Why should we be ashamed of what we do to earn money?  Why do some people in the public sector rank their careers above others when it is those who do the shit jobs that pay their wages?  Could it be that the public sector (together with the BBC) is on a relentless PR mission to brainwash us into worshipping those who work for the state?

Or am I mistaken?

To prove I am not mistaken, I will take the last 5 episodes of Bargain Hunt and log the careers of each contestant and the sector in which they work (or have worked for in the past):


Series 46: 29. Westpoint 31

Red Team:  (Retired) Art Technician (Sidmouth College)  –  Professional Artist

Blue Team:   Foster parent  –  Carpenter


Series 46: 28. Peterborough 16

Red Team:  Retired midwife  –  Nurse

Blue Team:   “Odd job” man  –  Drama teacher


Series 46: 27. Wetherby 24

Red Team:   Retired (unknown)  –  Unknown

Blue Team:   Retired wholesaler  –  Retired chef


Series 46: 26. Elsecar 18

Red Team:   Professional DJ  –  Student

Blue Team:   Unknown  –  Student


Series 46: 25. Westpoint 30

Red Team:   P.E. Instructor (Prison Service)  –  Support Worker for the disabled.

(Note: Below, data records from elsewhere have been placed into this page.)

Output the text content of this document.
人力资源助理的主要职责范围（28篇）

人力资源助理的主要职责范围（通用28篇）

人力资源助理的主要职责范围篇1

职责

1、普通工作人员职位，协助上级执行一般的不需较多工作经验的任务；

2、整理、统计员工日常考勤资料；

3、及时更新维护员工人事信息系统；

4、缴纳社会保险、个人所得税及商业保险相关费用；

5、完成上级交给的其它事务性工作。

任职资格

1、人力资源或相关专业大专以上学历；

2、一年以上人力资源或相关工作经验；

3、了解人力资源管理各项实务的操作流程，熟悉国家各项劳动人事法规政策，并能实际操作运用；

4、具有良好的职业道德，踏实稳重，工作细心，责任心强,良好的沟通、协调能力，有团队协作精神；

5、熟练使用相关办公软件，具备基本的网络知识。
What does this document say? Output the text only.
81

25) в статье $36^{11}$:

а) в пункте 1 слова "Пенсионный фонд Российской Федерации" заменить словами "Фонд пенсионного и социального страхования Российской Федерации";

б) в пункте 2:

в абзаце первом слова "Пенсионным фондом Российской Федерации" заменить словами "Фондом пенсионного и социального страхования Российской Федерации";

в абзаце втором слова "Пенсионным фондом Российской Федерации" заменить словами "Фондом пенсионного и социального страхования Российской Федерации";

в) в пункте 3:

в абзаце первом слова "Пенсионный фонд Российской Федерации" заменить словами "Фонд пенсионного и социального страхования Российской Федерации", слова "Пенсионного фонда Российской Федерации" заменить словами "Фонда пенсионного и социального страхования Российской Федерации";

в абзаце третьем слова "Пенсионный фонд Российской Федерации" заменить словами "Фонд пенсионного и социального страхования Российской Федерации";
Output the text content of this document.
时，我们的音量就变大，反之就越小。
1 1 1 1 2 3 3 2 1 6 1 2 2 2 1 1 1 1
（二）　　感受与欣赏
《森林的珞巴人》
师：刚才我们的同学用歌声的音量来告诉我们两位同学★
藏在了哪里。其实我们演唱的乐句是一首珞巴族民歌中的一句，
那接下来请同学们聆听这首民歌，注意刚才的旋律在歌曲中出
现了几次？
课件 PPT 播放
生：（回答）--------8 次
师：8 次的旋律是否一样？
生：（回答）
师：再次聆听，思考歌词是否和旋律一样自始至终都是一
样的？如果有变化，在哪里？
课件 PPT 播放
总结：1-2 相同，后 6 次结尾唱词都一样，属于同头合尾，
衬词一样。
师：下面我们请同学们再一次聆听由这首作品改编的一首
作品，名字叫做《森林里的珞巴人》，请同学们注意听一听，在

Blue Team:   “Full Time Mum” (Ex-Nurse)  –  Translator/Magazine Editor


Out of the 20 contestants, we can safely say that 5 fall into the “private sector” category.  The rest either do not, or it is ambiguous as to what their true story is.

However, what is interesting is the Red Team in Wetherby who didn’t state their past careers.  I dare say, because they were deemed boring or unimportant by the BBC.

I could be wrong, but I believe the BBC are the enemy of the taxpayer.  The BBC do not represent the people of Britain.  The BBC is attempting to elevate public sector workers to hero status whilst ignoring the shit, boring, mind-numbing, yet most important and essential work carried out by the rest of us.

The BBC needs to pay more attention to the British majority.

The BBC needs to prove that its left-wing (socialist) bias is an unfortunate consequence rather than an intentional attempt to brainwash the people of Britain.  But I feel that is an impossible request to satisfy.

If that is the case, the BBC should be set free to the lions of privatisation.

One thought on “Bargain Hunt Exposes BBC’s ‘Public Sector’ Bias”

  1. The BBC are consistently spewing out pro-state sector propaganda. Their news output is biased against right-wing views and saturated with a leftist agenda.